China coronavirus: Is Pakistan at risk?
As the coronavirus forces the authorities in China to place 12 cities under lock-down, including the reported epicentre of the virus – Wuhan, just how wide-ranging the ramifications of this virus can be are slowly coming to light. While China attempts to grapple with this worsening health epidemic, it is quickly becoming evident that this is not simply a problem which will remain confined within the borders of China. Thus far, more than 800 cases of the coronavirus have surfaced in China and 26 individuals have already lost their lives due to it. But fears of the virus spreading have only been exacerbated due to the increased travel across the country due to the upcoming Lunar New Year holidays. As a result, the Chinese government has officially issued travel restrictions and suspended public transportation in some cities till further notice. But, given that we live in an increasingly globalised and connected world, it was only a matter of time before cases of the coronavirus began to crop up in different parts of the world. Thus far, the deadly virus has been detected in Singapore, South Korea, Thailand and Japan. According to the World Health Organisation (WHO), global guidelines on advanced clinical protocols are being issued and emergency measures put in place by the Chinese government.
With the public transportation shutdown in the city of Wuhan, hospitals are under extreme pressure, with many health workers having been infected by the virus. Furthermore, a ban on mass gatherings has been put into immediate effect to limit the scope of the infection. The virus is currently in its infancy stage and more will be known about its origins as scientists actively continue their research. The leadership in China has clarified that they will continue to ensure transparency on all information and updates regarding the virus and the outcome of the emergency committee formed under the WHO guidelines, with measures already in place to cut down further global escalation. The primary objective of health experts across China and other affected countries is to guarantee that the global community ensures a collective effort to find a tangible cure to this virus as soon as possible.
Given the rapid speed at which the coronavirus has spread, authorities in Pakistan have also had to spring into action. The simple truth of the matter is that given Pakistan’s close geographical proximity with China, and the ease of regular travel between the two nations, it is entirely plausible that the virus finds its way into Pakistan too. Over 40 flights from China land in Pakistan every week at the airports in Islamabad, Lahore and Karachi. This could result in a transmission of the disease. For instance, the coronavirus had infected a man in Japan who was a resident of Wuhan and had recently travelled to Japan.
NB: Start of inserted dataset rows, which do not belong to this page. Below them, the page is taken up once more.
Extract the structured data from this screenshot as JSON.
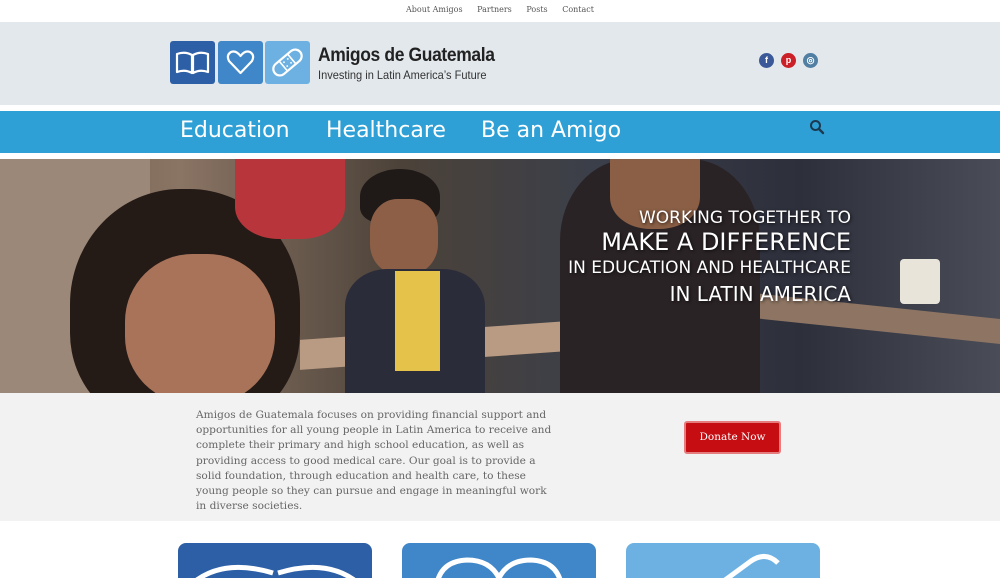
{
  "top_nav": {
    "links": [
      "About Amigos",
      "Partners",
      "Posts",
      "Contact"
    ]
  },
  "brand": {
    "title": "Amigos de Guatemala",
    "tagline": "Investing in Latin America’s Future",
    "logo_icons": [
      "book-icon",
      "heart-icon",
      "bandage-icon"
    ]
  },
  "social": {
    "facebook": "f",
    "pinterest": "p",
    "instagram": "◎"
  },
  "main_nav": {
    "items": [
      "Education",
      "Healthcare",
      "Be an Amigo"
    ]
  },
  "hero": {
    "line1": "WORKING TOGETHER TO",
    "line2": "MAKE A DIFFERENCE",
    "line3": "IN EDUCATION AND HEALTHCARE",
    "line4": "IN LATIN AMERICA"
  },
  "intro": {
    "text": "Amigos de Guatemala focuses on providing financial support and opportunities for all young people in Latin America to receive and complete their primary and high school education, as well as providing access to good medical care. Our goal is to provide a solid foundation, through education and health care, to these young people so they can pursue and engage in meaningful work in diverse societies.",
    "donate_label": "Donate Now"
  },
  "colors": {
    "nav_blue": "#2fa0d5",
    "logo_dark": "#2d5fa6",
    "logo_mid": "#3f87c9",
    "logo_light": "#6db1e3",
    "donate_red": "#c50d12",
    "facebook": "#3b5998",
    "pinterest": "#cb2027",
    "instagram": "#517fa4"
  }
}
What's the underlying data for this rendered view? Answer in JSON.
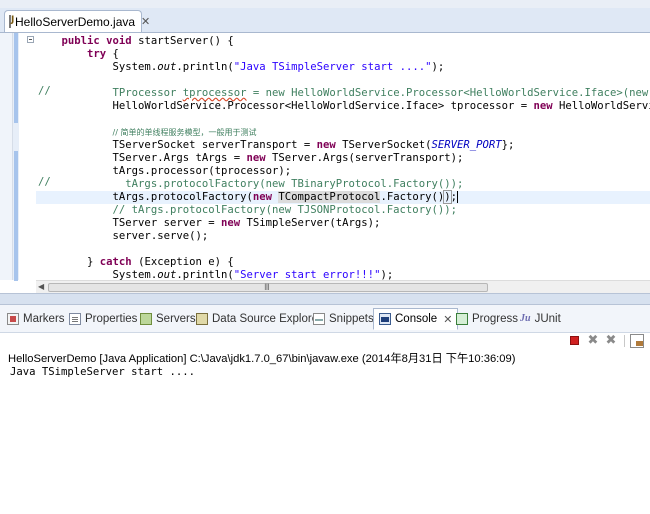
{
  "editor": {
    "tab_title": "HelloServerDemo.java",
    "tab_close": "✕",
    "lines": [
      {
        "indent": "    ",
        "parts": [
          [
            "kw",
            "public void "
          ],
          [
            "",
            "startServer() {"
          ]
        ]
      },
      {
        "indent": "        ",
        "parts": [
          [
            "kw",
            "try"
          ],
          [
            "",
            " {"
          ]
        ]
      },
      {
        "indent": "            ",
        "parts": [
          [
            "",
            "System."
          ],
          [
            "italic",
            "out"
          ],
          [
            "",
            ".println("
          ],
          [
            "str",
            "\"Java TSimpleServer start ....\""
          ],
          [
            "",
            ");"
          ]
        ]
      },
      {
        "indent": "",
        "parts": []
      },
      {
        "indent": "            ",
        "parts": [
          [
            "comment",
            "TProcessor "
          ],
          [
            "comment underline",
            "tprocessor"
          ],
          [
            "comment",
            " = new HelloWorldService.Processor<HelloWorldService.Iface>(new  HelloWo"
          ]
        ]
      },
      {
        "indent": "            ",
        "parts": [
          [
            "",
            "HelloWorldService.Processor<HelloWorldService.Iface> tprocessor = "
          ],
          [
            "kw",
            "new "
          ],
          [
            "",
            "HelloWorldService.Proc"
          ]
        ]
      },
      {
        "indent": "",
        "parts": []
      },
      {
        "indent": "            ",
        "parts": [
          [
            "cn-comment",
            "// 简单的单线程服务模型，一般用于测试"
          ]
        ]
      },
      {
        "indent": "            ",
        "parts": [
          [
            "",
            "TServerSocket serverTransport = "
          ],
          [
            "kw",
            "new "
          ],
          [
            "",
            "TServerSocket("
          ],
          [
            "const",
            "SERVER_PORT"
          ],
          [
            "",
            "};"
          ]
        ]
      },
      {
        "indent": "            ",
        "parts": [
          [
            "",
            "TServer.Args tArgs = "
          ],
          [
            "kw",
            "new "
          ],
          [
            "",
            "TServer.Args(serverTransport);"
          ]
        ]
      },
      {
        "indent": "            ",
        "parts": [
          [
            "",
            "tArgs.processor(tprocessor);"
          ]
        ]
      },
      {
        "indent": "            ",
        "parts": [
          [
            "comment",
            "  tArgs.protocolFactory(new TBinaryProtocol.Factory());"
          ]
        ]
      },
      {
        "indent": "            ",
        "parts": [
          [
            "",
            "tArgs.protocolFactory("
          ],
          [
            "kw",
            "new "
          ],
          [
            "selword",
            "TCompactProtocol"
          ],
          [
            "",
            ".Factory()"
          ],
          [
            "bracket-box",
            ")"
          ],
          [
            "",
            ";"
          ]
        ]
      },
      {
        "indent": "            ",
        "parts": [
          [
            "comment",
            "// tArgs.protocolFactory(new TJSONProtocol.Factory());"
          ]
        ]
      },
      {
        "indent": "            ",
        "parts": [
          [
            "",
            "TServer server = "
          ],
          [
            "kw",
            "new "
          ],
          [
            "",
            "TSimpleServer(tArgs);"
          ]
        ]
      },
      {
        "indent": "            ",
        "parts": [
          [
            "",
            "server.serve();"
          ]
        ]
      },
      {
        "indent": "",
        "parts": []
      },
      {
        "indent": "        ",
        "parts": [
          [
            "",
            "} "
          ],
          [
            "kw",
            "catch"
          ],
          [
            "",
            " (Exception e) {"
          ]
        ]
      },
      {
        "indent": "            ",
        "parts": [
          [
            "",
            "System."
          ],
          [
            "italic",
            "out"
          ],
          [
            "",
            ".println("
          ],
          [
            "str",
            "\"Server start error!!!\""
          ],
          [
            "",
            ");"
          ]
        ]
      }
    ],
    "line_comment_marker": "//",
    "scroll_grip": "III"
  },
  "views": {
    "tabs": [
      {
        "label": "Markers",
        "icon": "markers-icon"
      },
      {
        "label": "Properties",
        "icon": "properties-icon"
      },
      {
        "label": "Servers",
        "icon": "servers-icon"
      },
      {
        "label": "Data Source Explorer",
        "icon": "data-source-explorer-icon"
      },
      {
        "label": "Snippets",
        "icon": "snippets-icon"
      },
      {
        "label": "Console",
        "icon": "console-icon"
      },
      {
        "label": "Progress",
        "icon": "progress-icon"
      },
      {
        "label": "JUnit",
        "icon": "junit-icon"
      }
    ],
    "active_tab": "Console",
    "console_tab_close": "✕"
  },
  "console": {
    "header": "HelloServerDemo [Java Application] C:\\Java\\jdk1.7.0_67\\bin\\javaw.exe (2014年8月31日 下午10:36:09)",
    "output": "Java TSimpleServer start ....",
    "toolbar": {
      "remove": "✖",
      "remove_all": "✖"
    }
  },
  "colors": {
    "keyword": "#7f0055",
    "string": "#2a00ff",
    "comment": "#3f7f5f",
    "constant": "#0000c0"
  }
}
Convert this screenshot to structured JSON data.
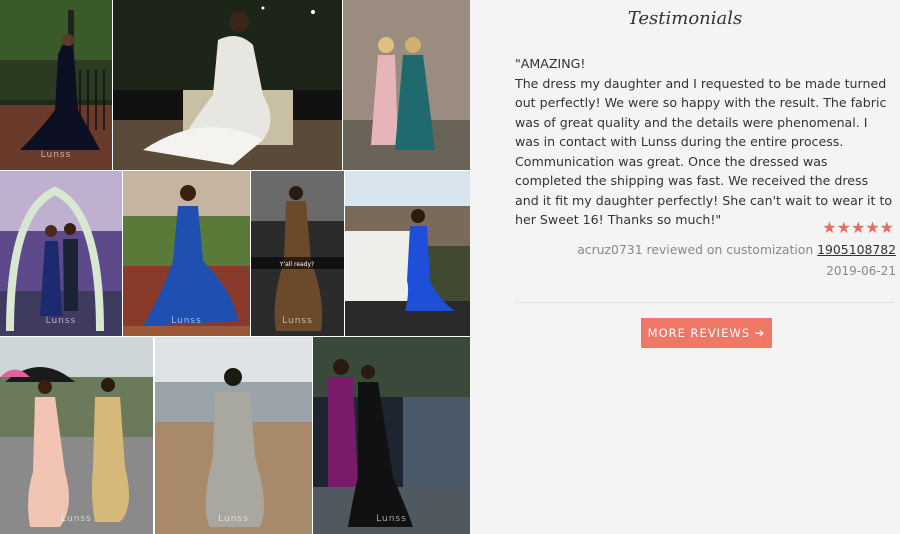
{
  "testimonials": {
    "title": "Testimonials",
    "quote": "\"AMAZING!\nThe dress my daughter and I requested to be made turned out perfectly! We were so happy with the result. The fabric was of great quality and the details were phenomenal. I was in contact with Lunss during the entire process. Communication was great. Once the dressed was completed the shipping was fast. We received the dress and it fit my daughter perfectly! She can't wait to wear it to her Sweet 16! Thanks so much!\"",
    "stars": "★★★★★",
    "rating": 5,
    "reviewer_text": "acruz0731 reviewed on customization",
    "product_id": "1905108782",
    "date": "2019-06-21",
    "more_button": "MORE REVIEWS ➔"
  },
  "gallery": {
    "watermark": "Lunss",
    "snap_caption": "Y'all ready?"
  },
  "colors": {
    "accent": "#ee7766",
    "star": "#e86d5c"
  }
}
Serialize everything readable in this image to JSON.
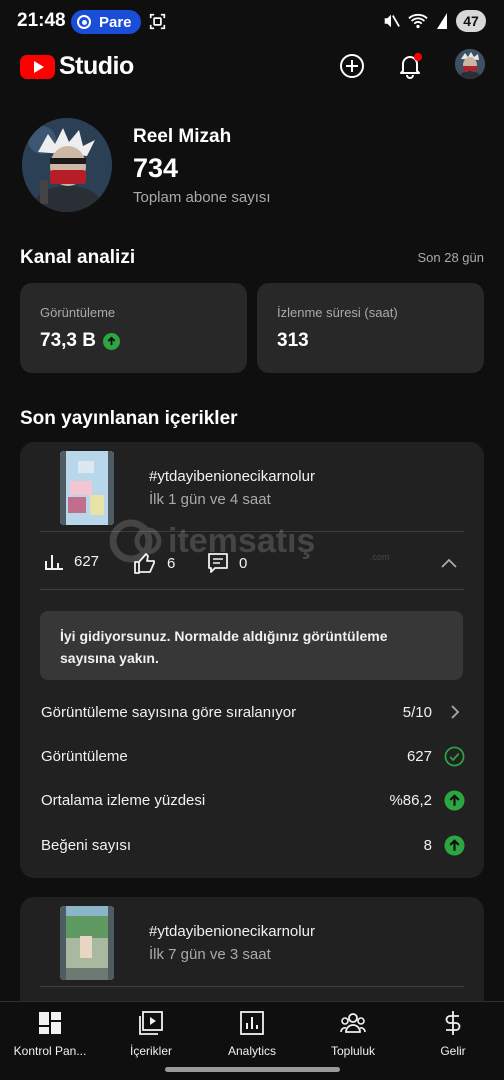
{
  "status_bar": {
    "time": "21:48",
    "pill_label": "Pare",
    "battery": "47",
    "icons": [
      "screen-record-icon",
      "mute-icon",
      "wifi-icon",
      "battery-icon"
    ]
  },
  "header": {
    "logo_text": "Studio",
    "brand_color": "#ff0000",
    "icons": [
      "create-icon",
      "bell-icon",
      "account-avatar"
    ]
  },
  "channel": {
    "name": "Reel Mizah",
    "subscriber_count": "734",
    "subscriber_label": "Toplam abone sayısı"
  },
  "analytics": {
    "title": "Kanal analizi",
    "period": "Son 28 gün",
    "metrics": [
      {
        "label": "Görüntüleme",
        "value": "73,3 B",
        "trend": "up"
      },
      {
        "label": "İzlenme süresi (saat)",
        "value": "313"
      }
    ]
  },
  "recent": {
    "title": "Son yayınlanan içerikler",
    "items": [
      {
        "title": "#ytdayibenionecikarnolur",
        "subtitle": "İlk 1 gün ve 4 saat",
        "views": "627",
        "likes": "6",
        "comments": "0",
        "tip": "İyi gidiyorsunuz. Normalde aldığınız görüntüleme sayısına yakın.",
        "rows": [
          {
            "label": "Görüntüleme sayısına göre sıralanıyor",
            "value": "5/10",
            "icon": "chevron-right-icon"
          },
          {
            "label": "Görüntüleme",
            "value": "627",
            "icon": "check-circle-icon"
          },
          {
            "label": "Ortalama izleme yüzdesi",
            "value": "%86,2",
            "icon": "arrow-up-circle-icon"
          },
          {
            "label": "Beğeni sayısı",
            "value": "8",
            "icon": "arrow-up-circle-icon"
          }
        ]
      },
      {
        "title": "#ytdayibenionecikarnolur",
        "subtitle": "İlk 7 gün ve 3 saat"
      }
    ]
  },
  "watermark": {
    "brand": "itemsatış",
    "suffix": ".com"
  },
  "bottom_nav": {
    "items": [
      {
        "label": "Kontrol Pan...",
        "icon": "dashboard-icon"
      },
      {
        "label": "İçerikler",
        "icon": "content-icon"
      },
      {
        "label": "Analytics",
        "icon": "analytics-icon"
      },
      {
        "label": "Topluluk",
        "icon": "community-icon"
      },
      {
        "label": "Gelir",
        "icon": "earn-icon"
      }
    ]
  }
}
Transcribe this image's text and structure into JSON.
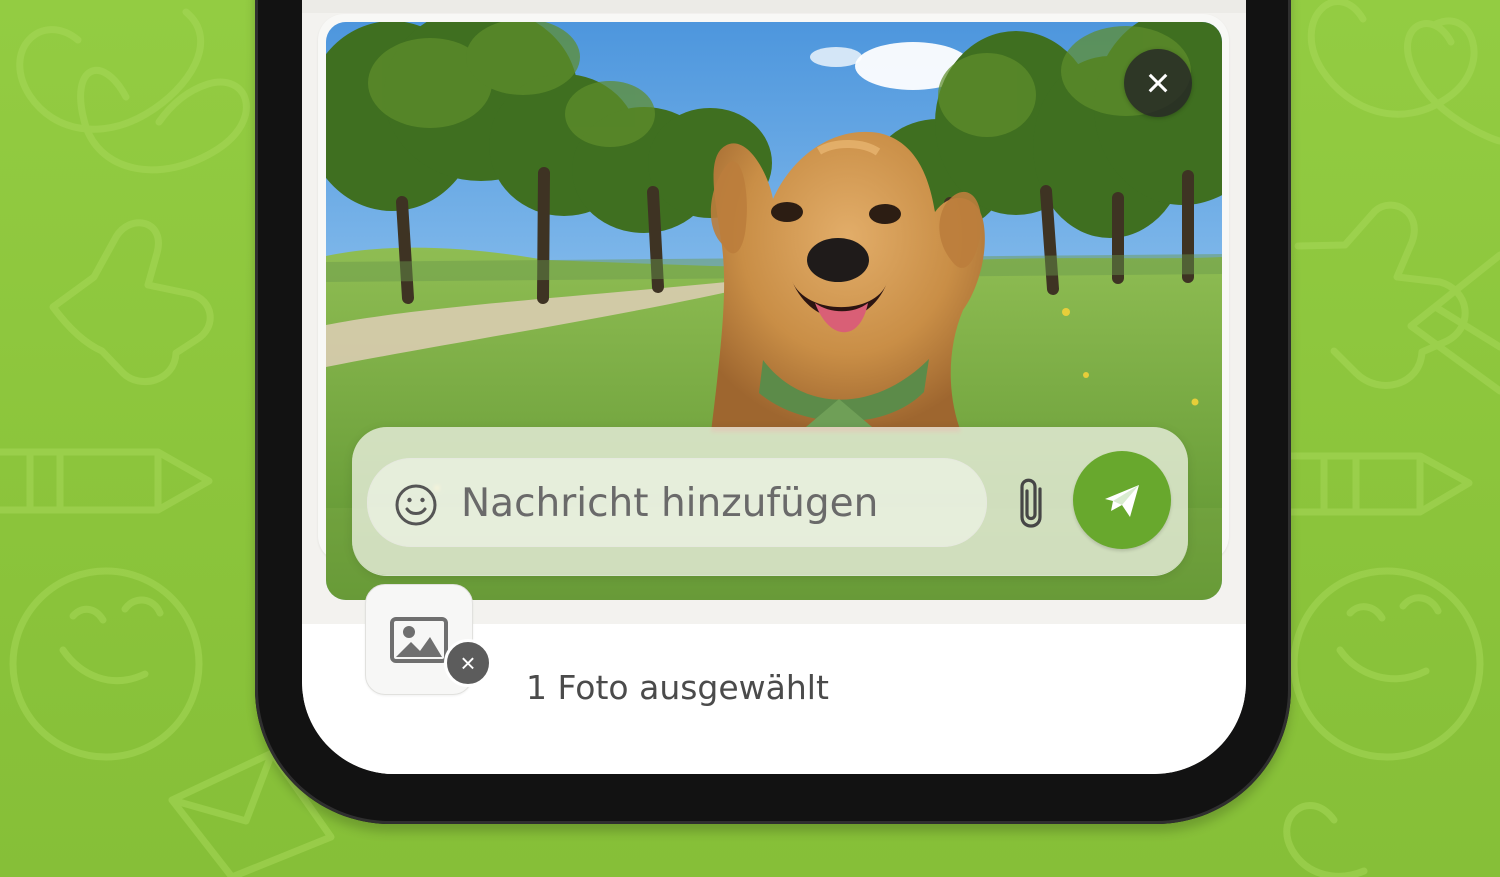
{
  "background": {
    "color": "#8cc63f",
    "pattern_icons": [
      "heart-icon",
      "thumbs-up-icon",
      "pencil-icon",
      "smiley-icon",
      "envelope-icon"
    ]
  },
  "media_preview": {
    "image_subject": "Golden Retriever im Park",
    "close_label": "×"
  },
  "composer": {
    "placeholder": "Nachricht hinzufügen",
    "value": "",
    "icons": {
      "emoji": "smiley-icon",
      "attach": "paperclip-icon",
      "send": "paper-plane-icon"
    },
    "send_color": "#68a82d"
  },
  "selection": {
    "label": "1 Foto ausgewählt",
    "remove_label": "×",
    "thumbnail_icon": "image-icon"
  }
}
Similarly, the case of coronavirus reported in South Korea was also traced back to China, while the woman diagnosed with the coronavirus in Thailand had travelled to Thailand from China only a few days ago. Thus, it is important to understand its origins and to track the extent of the infection and possible future flow of the virus. Many airports have issued health risk warnings to neighbouring countries. Travel advisories have been disseminated to ensure that global travelers are not impacted any further. Passenger assessments and screening guidelines on outgoing flights from China are underway as of now. The diagnostics, rapidly developed to detect this virus, have helped to ensure that maximum people are identified and screened to reduce further spread of the virus.
In an attempt to combat this ease of transmission, where a single passenger could result in the transference of the deadly virus, the National Disaster Management Authority (NDMA) of Pakistan has issued a statement saying that the “NDMA, in collaboration with the Army Medical Corps, Ministry of Health, and relevant stakeholders, initiated precautionary measures to keep Pakistan safe from the threat.” While the specifics of these measures are still unclear, airports across Pakistan have started screening passengers for the virus, while the Pakistan International Airlines (PIA) will also screen individuals at the Beijing airport.
Special Assistant to the Prime Minister on Health, Zafar Mirza, has stated that the ministry of health is in conversation with the WHO and China in order to ensure that all authorities are on the same page. Quarantine rooms, thermal scanners and health counters have also already been allocated at airports in Pakistan. The response on part of the authorities in Pakistan makes it rather evident that this is not matter which can afford to be taken lightly since the arrival of the coronavirus in Pakistan could result in a massive health epidemic in a country which is already burdened by a variety of health related issues. Such a virus outbreak in Pakistan would be catastrophic. Furthermore, it also the responsibility of the state to ensure that any Pakistani citizens and students who might be in Wuhan are accounted for. Given the plethora of health epidemics Pakistan is already plagued by, the possibility that Pakistan could fall prey to the coronavirus simply cannot be ignored by the authorities.